Guido Crosetto avverte che l’Italia, allo stato attuale, non sarebbe capace di fronteggiare un’aggressione militare diretta. Il riferimento è soprattutto a un eventuale attacco missilistico, simile a quello lanciato dall’Iran contro Israele. Una prospettiva che scuote non solo Roma, ma anche le cancellerie europee e la Nato, già preoccupate dal progressivo indebolimento dell’ombrello americano. Secondo il ministro, occorreranno almeno sei anni per dotare il Paese di un sistema difensivo completo, con il 2031 come anno di svolta. Si tratta di una stima approssimativa ma, nelle sue parole, forse persino ottimistica.
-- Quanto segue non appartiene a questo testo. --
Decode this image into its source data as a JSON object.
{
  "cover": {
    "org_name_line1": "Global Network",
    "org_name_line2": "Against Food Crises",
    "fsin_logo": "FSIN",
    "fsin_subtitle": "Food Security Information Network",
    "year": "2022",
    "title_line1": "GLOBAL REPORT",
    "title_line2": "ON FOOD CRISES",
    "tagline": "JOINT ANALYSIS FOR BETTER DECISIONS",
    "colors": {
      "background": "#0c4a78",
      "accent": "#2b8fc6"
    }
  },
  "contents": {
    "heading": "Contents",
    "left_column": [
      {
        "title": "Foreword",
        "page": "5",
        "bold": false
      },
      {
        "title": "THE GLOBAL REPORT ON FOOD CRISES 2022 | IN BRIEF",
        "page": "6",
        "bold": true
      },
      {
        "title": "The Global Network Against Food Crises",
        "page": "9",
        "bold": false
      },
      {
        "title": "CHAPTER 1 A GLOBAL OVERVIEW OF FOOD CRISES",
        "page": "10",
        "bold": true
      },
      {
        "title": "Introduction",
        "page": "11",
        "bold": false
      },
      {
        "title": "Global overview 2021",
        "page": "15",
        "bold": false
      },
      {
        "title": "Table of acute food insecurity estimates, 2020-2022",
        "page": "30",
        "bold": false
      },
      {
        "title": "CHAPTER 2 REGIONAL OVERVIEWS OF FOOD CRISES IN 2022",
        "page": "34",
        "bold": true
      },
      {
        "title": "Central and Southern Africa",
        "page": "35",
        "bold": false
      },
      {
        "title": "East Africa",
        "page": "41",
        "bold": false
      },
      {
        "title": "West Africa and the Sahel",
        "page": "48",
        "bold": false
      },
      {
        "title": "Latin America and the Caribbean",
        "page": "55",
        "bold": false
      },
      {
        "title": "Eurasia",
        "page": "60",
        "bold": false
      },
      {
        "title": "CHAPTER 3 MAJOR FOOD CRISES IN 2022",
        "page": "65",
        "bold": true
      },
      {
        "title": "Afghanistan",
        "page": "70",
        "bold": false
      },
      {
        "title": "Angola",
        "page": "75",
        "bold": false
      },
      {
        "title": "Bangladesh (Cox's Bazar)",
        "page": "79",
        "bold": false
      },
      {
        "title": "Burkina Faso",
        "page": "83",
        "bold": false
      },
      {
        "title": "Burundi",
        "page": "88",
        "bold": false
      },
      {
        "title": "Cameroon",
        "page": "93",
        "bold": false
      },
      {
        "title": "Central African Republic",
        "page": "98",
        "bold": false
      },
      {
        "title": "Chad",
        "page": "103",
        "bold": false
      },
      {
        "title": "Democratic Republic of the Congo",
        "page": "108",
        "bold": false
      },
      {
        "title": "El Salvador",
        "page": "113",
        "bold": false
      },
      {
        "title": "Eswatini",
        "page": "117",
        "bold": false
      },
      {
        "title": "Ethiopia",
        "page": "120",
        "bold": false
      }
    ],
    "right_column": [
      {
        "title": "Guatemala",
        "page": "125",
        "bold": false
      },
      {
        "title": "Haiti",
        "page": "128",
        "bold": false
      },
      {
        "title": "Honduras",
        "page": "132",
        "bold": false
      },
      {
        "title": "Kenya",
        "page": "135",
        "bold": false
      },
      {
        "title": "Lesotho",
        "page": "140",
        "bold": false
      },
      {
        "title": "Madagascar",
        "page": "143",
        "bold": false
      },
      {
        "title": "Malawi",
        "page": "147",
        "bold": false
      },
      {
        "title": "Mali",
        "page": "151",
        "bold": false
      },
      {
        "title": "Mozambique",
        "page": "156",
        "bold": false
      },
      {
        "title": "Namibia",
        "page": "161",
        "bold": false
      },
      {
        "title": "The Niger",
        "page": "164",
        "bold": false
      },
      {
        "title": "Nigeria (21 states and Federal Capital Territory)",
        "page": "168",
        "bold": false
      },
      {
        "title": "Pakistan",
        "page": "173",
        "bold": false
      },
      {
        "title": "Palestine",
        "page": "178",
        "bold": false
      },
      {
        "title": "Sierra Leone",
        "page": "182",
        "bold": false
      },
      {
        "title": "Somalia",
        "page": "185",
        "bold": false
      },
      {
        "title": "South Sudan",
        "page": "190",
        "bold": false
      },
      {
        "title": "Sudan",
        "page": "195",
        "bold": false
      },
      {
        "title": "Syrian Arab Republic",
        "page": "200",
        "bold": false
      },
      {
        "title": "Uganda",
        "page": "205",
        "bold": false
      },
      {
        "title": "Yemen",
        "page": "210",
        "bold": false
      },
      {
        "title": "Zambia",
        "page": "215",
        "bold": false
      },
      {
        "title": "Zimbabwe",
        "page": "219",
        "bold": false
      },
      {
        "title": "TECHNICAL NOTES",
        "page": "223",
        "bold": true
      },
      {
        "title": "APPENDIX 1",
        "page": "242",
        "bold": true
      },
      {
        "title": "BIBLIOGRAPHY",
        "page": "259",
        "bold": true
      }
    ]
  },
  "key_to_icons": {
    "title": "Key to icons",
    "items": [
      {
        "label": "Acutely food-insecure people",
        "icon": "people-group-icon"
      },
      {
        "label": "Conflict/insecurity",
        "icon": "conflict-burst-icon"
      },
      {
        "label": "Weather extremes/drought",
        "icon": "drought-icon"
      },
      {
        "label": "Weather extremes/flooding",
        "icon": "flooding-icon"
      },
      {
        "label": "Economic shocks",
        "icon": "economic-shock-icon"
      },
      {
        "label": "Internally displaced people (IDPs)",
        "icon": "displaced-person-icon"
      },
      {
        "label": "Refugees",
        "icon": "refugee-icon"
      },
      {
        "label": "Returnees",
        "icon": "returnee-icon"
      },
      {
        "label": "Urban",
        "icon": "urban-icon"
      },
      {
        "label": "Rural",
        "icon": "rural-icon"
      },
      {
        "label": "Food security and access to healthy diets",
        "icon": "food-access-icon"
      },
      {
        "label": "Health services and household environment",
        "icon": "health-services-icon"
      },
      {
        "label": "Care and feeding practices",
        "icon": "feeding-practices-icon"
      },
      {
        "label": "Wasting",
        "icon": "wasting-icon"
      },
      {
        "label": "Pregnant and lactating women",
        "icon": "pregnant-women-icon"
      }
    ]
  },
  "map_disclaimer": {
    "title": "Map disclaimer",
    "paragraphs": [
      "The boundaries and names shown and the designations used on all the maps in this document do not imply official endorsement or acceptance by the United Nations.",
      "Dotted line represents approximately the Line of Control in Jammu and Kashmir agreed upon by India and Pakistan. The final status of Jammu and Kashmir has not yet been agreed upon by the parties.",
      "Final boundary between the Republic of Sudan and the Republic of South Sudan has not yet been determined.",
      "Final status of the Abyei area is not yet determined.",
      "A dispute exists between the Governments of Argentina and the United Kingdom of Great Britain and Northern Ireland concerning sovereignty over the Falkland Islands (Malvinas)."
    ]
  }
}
L’orizzonte temporale richiesto lascia intendere la portata del divario accumulato negli ultimi decenni e la necessità di un impegno immediato e costante.

Crosetto chiarisce che la sua analisi si riferisce a una difesa esclusivamente nazionale. L’Italia, senza la copertura dell’Alleanza Atlantica, non ha oggi gli strumenti per respingere un’offensiva esterna. La considerazione, pur teorica, evidenzia una fragilità che non può più essere sottovalutata. Il ministro individua nelle minacce provenienti dal cielo il fronte più delicato. I recenti sconfinamenti di droni russi nello spazio aereo polacco hanno dimostrato i limiti dei sistemi convenzionali, incapaci di intercettare simili incursioni. Da qui la proposta di realizzare un modello ispirato all’Iron Dome israeliano, in grado di proteggere città e infrastrutture da missili e velivoli senza pilota. Per raggiungere questo obiettivo, Crosetto invoca un forte aumento delle spese militari, anche attraverso il sostegno dell’Unione Europea. Ritiene fondamentale avviare nuove partnership industriali, comprese quelle con l’Ucraina, per sviluppare sistemi di difesa innovativi come i droni. È una linea che comporta scelte difficili in un contesto di crisi economica e sociale, ma che viene presentata come inevitabile. L’appello del ministro si scontra però con tensioni politiche interne. La Lega continua a minimizzare il rischio rappresentato da Mosca e frena su ogni ipotesi di rafforzamento delle missioni all’estero. Palazzo Chigi, consapevole che un passo indietro indebolirebbe la credibilità italiana nella Nato, valuta in queste ore se incrementare il contributo alla missione “Sentinella Orientale”. Giorgia Meloni teme che la scelta, pur coerente con la linea atlantica, possa aprire nuove crepe all’interno della coalizione di governo.